FINAL EXAM is very anemic so there is little for slasher fans to rejoice over here. Writer/director Jimmy Huston instead goes for the HALLOWEEN approach, trying to build up suspenseful stalking sequences with his killer appearing in the background or foreground unexpectedly. While the progression of the action seems a bit off (try to keep track of the timeline here and your head will explode; the killer clearly walks halfway across campus, kills a kid, walks all the way back across campus, kills a kid, and then walks all the way back across campus to chase the Final Girl all in a matter of ten minutes), it progresses from Point A to Point B will relatively little fuss. That is probably what makes FINAL EXAM so easy to watch while simultaneously making it incredibly boring. Years and years of slasher film watching have made this a purely predictable formula. Everything happens exactly as it should. We’re only given one real surprise, a certain character’s death that goes against expectations (unless, of course, you’ve seen SCREAM 2). 

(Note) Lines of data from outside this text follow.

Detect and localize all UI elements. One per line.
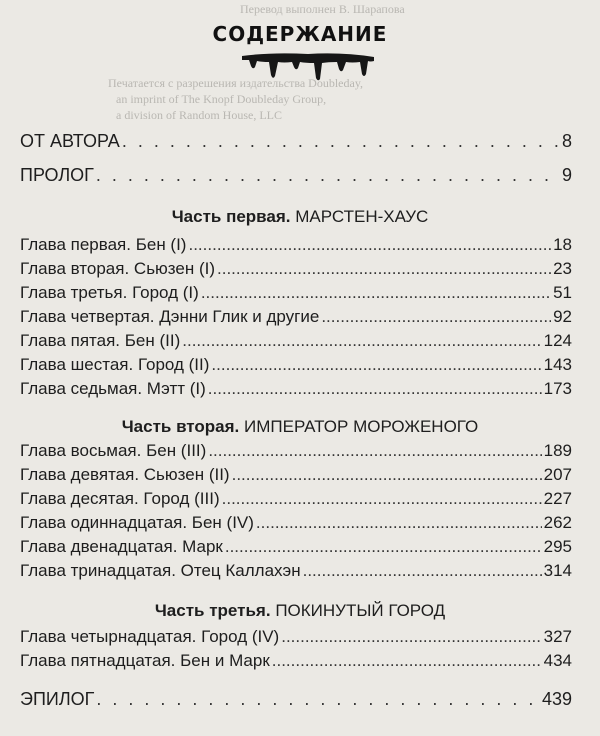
toc-entry bbox=[20, 282, 572, 304]
entry-title: ЭПИЛОГ bbox=[20, 689, 95, 709]
leader-dots bbox=[321, 306, 551, 328]
toc-entry bbox=[20, 512, 572, 534]
entry-page: 327 bbox=[543, 627, 572, 646]
entry-page: 8 bbox=[561, 131, 572, 151]
part-name: ПОКИНУТЫЙ ГОРОД bbox=[275, 601, 446, 620]
entry-page: 92 bbox=[553, 307, 572, 326]
entry-title: Глава шестая. Город (II) bbox=[20, 355, 210, 374]
toc-entry bbox=[20, 464, 572, 486]
toc-entry bbox=[20, 306, 572, 328]
leader-dots bbox=[281, 626, 541, 648]
leader-dots bbox=[222, 488, 542, 510]
entry-title: Глава четырнадцатая. Город (IV) bbox=[20, 627, 280, 646]
entry-title: ОТ АВТОРА bbox=[20, 131, 120, 151]
leader-dots bbox=[122, 130, 560, 152]
entry-title: Глава десятая. Город (III) bbox=[20, 489, 220, 508]
entry-page: 227 bbox=[543, 489, 572, 508]
toc-entry bbox=[20, 650, 572, 672]
toc-entry bbox=[20, 354, 572, 376]
toc-entry bbox=[20, 488, 572, 510]
leader-dots bbox=[211, 354, 541, 376]
leader-dots bbox=[201, 282, 551, 304]
toc-entry bbox=[20, 688, 572, 710]
leader-dots bbox=[256, 512, 542, 534]
bleed-through-line: a division of Random House, LLC bbox=[116, 108, 282, 122]
entry-title: Глава тринадцатая. Отец Каллахэн bbox=[20, 561, 301, 580]
entry-title: Глава первая. Бен (I) bbox=[20, 235, 187, 254]
toc-entry bbox=[20, 560, 572, 582]
entry-page: 9 bbox=[561, 165, 572, 185]
entry-title: Глава двенадцатая. Марк bbox=[20, 537, 223, 556]
entry-title: Глава третья. Город (I) bbox=[20, 283, 199, 302]
entry-title: Глава восьмая. Бен (III) bbox=[20, 441, 207, 460]
toc-entry bbox=[20, 536, 572, 558]
entry-page: 23 bbox=[553, 259, 572, 278]
leader-dots bbox=[217, 258, 551, 280]
entry-title: Глава одиннадцатая. Бен (IV) bbox=[20, 513, 254, 532]
entry-title: Глава девятая. Сьюзен (II) bbox=[20, 465, 230, 484]
leader-dots bbox=[188, 234, 551, 256]
entry-page: 143 bbox=[543, 355, 572, 374]
entry-page: 439 bbox=[541, 689, 572, 709]
leader-dots bbox=[208, 378, 542, 400]
entry-title: Глава пятая. Бен (II) bbox=[20, 331, 181, 350]
toc-entry bbox=[20, 330, 572, 352]
leader-dots bbox=[182, 330, 541, 352]
bleed-through-line: an imprint of The Knopf Doubleday Group, bbox=[116, 92, 327, 106]
entry-page: 18 bbox=[553, 235, 572, 254]
part-label: Часть первая. bbox=[171, 207, 291, 226]
bleed-through-line: Печатается с разрешения издательства Doubleday, bbox=[108, 76, 364, 90]
entry-title: Глава седьмая. Мэтт (I) bbox=[20, 379, 206, 398]
part-heading bbox=[0, 416, 600, 438]
leader-dots bbox=[303, 560, 542, 582]
entry-page: 173 bbox=[543, 379, 572, 398]
page-title: СОДЕРЖАНИЕ bbox=[212, 22, 388, 46]
entry-title: Глава пятнадцатая. Бен и Марк bbox=[20, 651, 270, 670]
entry-title: ПРОЛОГ bbox=[20, 165, 94, 185]
entry-page: 189 bbox=[543, 441, 572, 460]
part-label: Часть вторая. bbox=[121, 417, 240, 436]
toc-entry bbox=[20, 440, 572, 462]
toc-entry bbox=[20, 234, 572, 256]
entry-page: 51 bbox=[553, 283, 572, 302]
toc-entry bbox=[20, 258, 572, 280]
leader-dots bbox=[232, 464, 542, 486]
leader-dots bbox=[208, 440, 541, 462]
part-heading bbox=[0, 206, 600, 228]
ink-drip-ornament bbox=[242, 52, 374, 82]
part-name: МАРСТЕН-ХАУС bbox=[295, 207, 429, 226]
toc-entry bbox=[20, 626, 572, 648]
entry-page: 262 bbox=[543, 513, 572, 532]
entry-page: 207 bbox=[543, 465, 572, 484]
leader-dots bbox=[225, 536, 542, 558]
entry-page: 434 bbox=[543, 651, 572, 670]
leader-dots bbox=[96, 688, 540, 710]
toc-entry bbox=[20, 378, 572, 400]
part-label: Часть третья. bbox=[154, 601, 271, 620]
entry-title: Глава четвертая. Дэнни Глик и другие bbox=[20, 307, 320, 326]
part-name: ИМПЕРАТОР МОРОЖЕНОГО bbox=[244, 417, 479, 436]
bleed-through-line: Перевод выполнен В. Шарапова bbox=[240, 2, 405, 16]
entry-page: 124 bbox=[543, 331, 572, 350]
part-heading bbox=[0, 600, 600, 622]
toc-entry bbox=[20, 130, 572, 152]
entry-title: Глава вторая. Сьюзен (I) bbox=[20, 259, 216, 278]
entry-page: 314 bbox=[543, 561, 572, 580]
entry-page: 295 bbox=[543, 537, 572, 556]
leader-dots bbox=[272, 650, 542, 672]
toc-entry bbox=[20, 164, 572, 186]
leader-dots bbox=[96, 164, 560, 186]
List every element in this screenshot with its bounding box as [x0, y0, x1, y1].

Just like how your mess of ingredients turned out to be edible, FINAL EXAM turns out to be watchable. It’s not good. The writing is just terrible, the acting is no better and the special effects are non-existent, but it plays the part just fine. I think the best word to use here would be “serviceable”. It’s serviceable. It just needed a bit more excitement to it, something to lift it out of first gear. At the risk of mixing my metaphors, it needed a bit more spice to it.